IIM, based in the Pakistani city of Lahore, came to Indian Kashmir in 1989 and fought Indian troops from a base in the southern Poonch sector until 1993, he said.

"We got a whiff of their existence when 12 cross-border militants from Pakistan were intercepted while sneaking into Kashmir," where the armed rebellion has claimed more than 44,000 lives over 16 years, Raman said.

"Thereafter, Pakistan's Inter-Services Intelligence sent the Lashkar-e-Taiba to set up base in Kashmir with the IIM's help," he said.

"The Lashkar then took over the leadership and the IIM became dormant with most of its cadres being arrested or killed," Raman told AFP, however noting IIM's ongoing contacts with Islamic extremists in Morocco and Saudi Arabia.
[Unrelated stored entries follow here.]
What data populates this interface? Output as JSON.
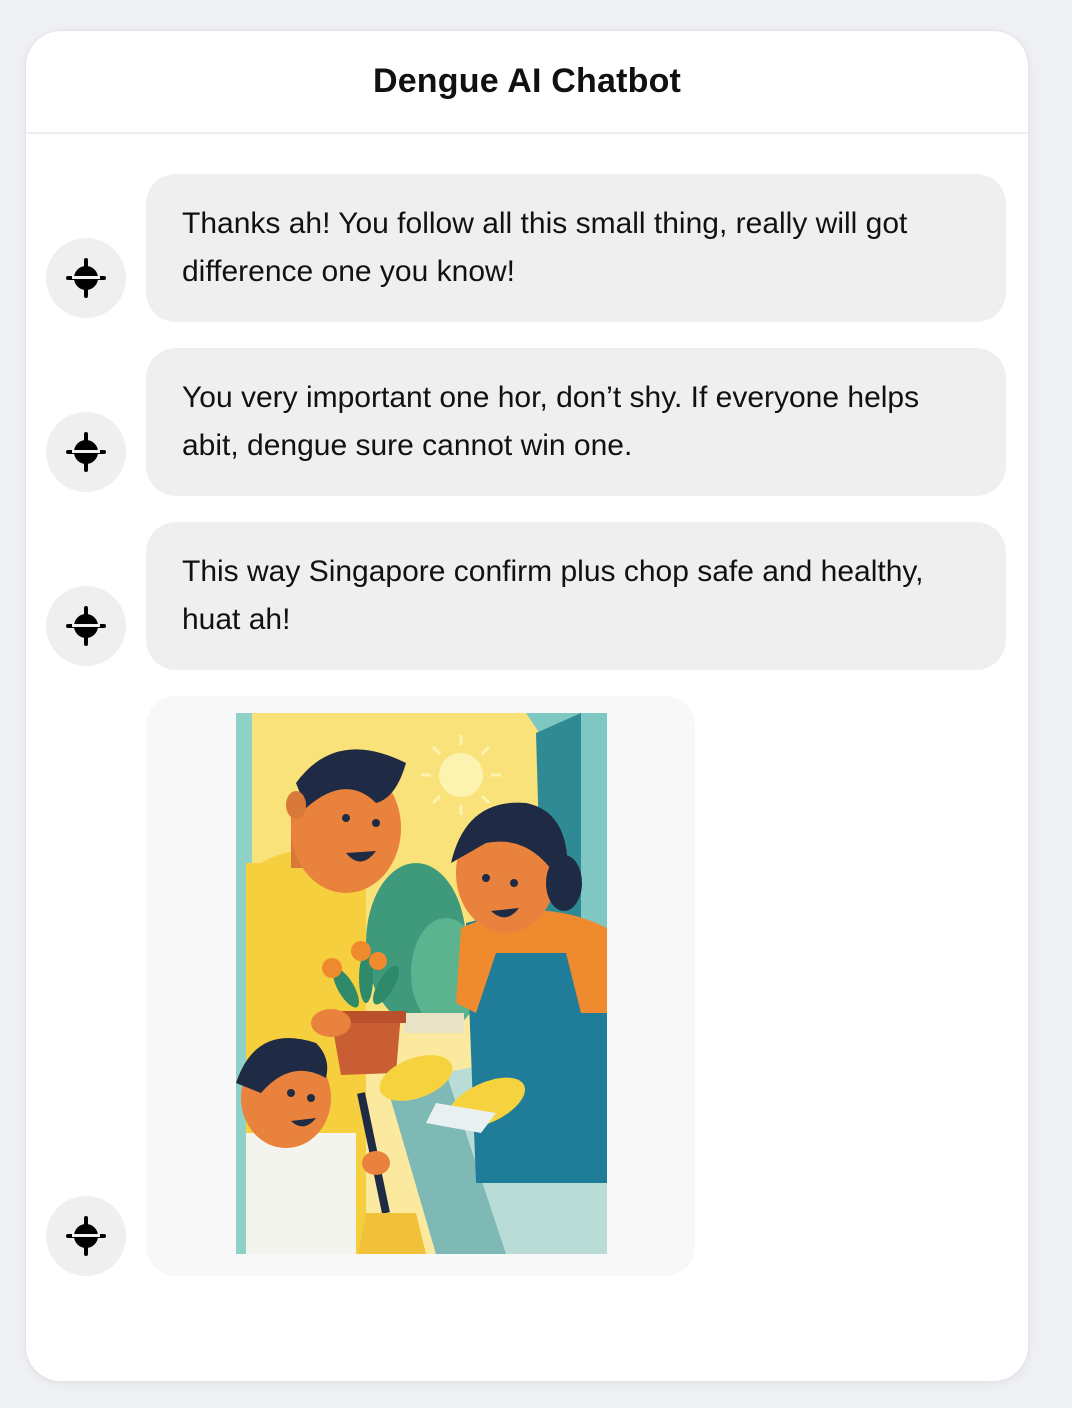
{
  "header": {
    "title": "Dengue AI Chatbot"
  },
  "messages": [
    {
      "sender": "bot",
      "text": "Thanks ah! You follow all this small thing, really will got difference one you know!"
    },
    {
      "sender": "bot",
      "text": "You very important one hor, don’t shy. If everyone helps abit, dengue sure cannot win one."
    },
    {
      "sender": "bot",
      "text": "This way Singapore confirm plus chop safe and healthy, huat ah!"
    },
    {
      "sender": "bot",
      "image": "family-cleaning-home-illustration"
    }
  ],
  "icons": {
    "bot_avatar": "bot-avatar-icon"
  }
}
IIM and another obscure group claimed responsibility for the slaying of four US oil workers in Pakistan, saying it was to protest the US trial of a Pakistani for the 1993 assassination of two Central Intelligence Agency agents.

Bhagat said, however, that after 1997, IIM - registered in Pakistan as a charitable institution - melted into Lashkar-e-Taiba.

"Nothing is material. These names, claims or denials have no meaning," he said.

"The only thing solid is that all these forces have one goal: the dismemberment of India and Kashmir."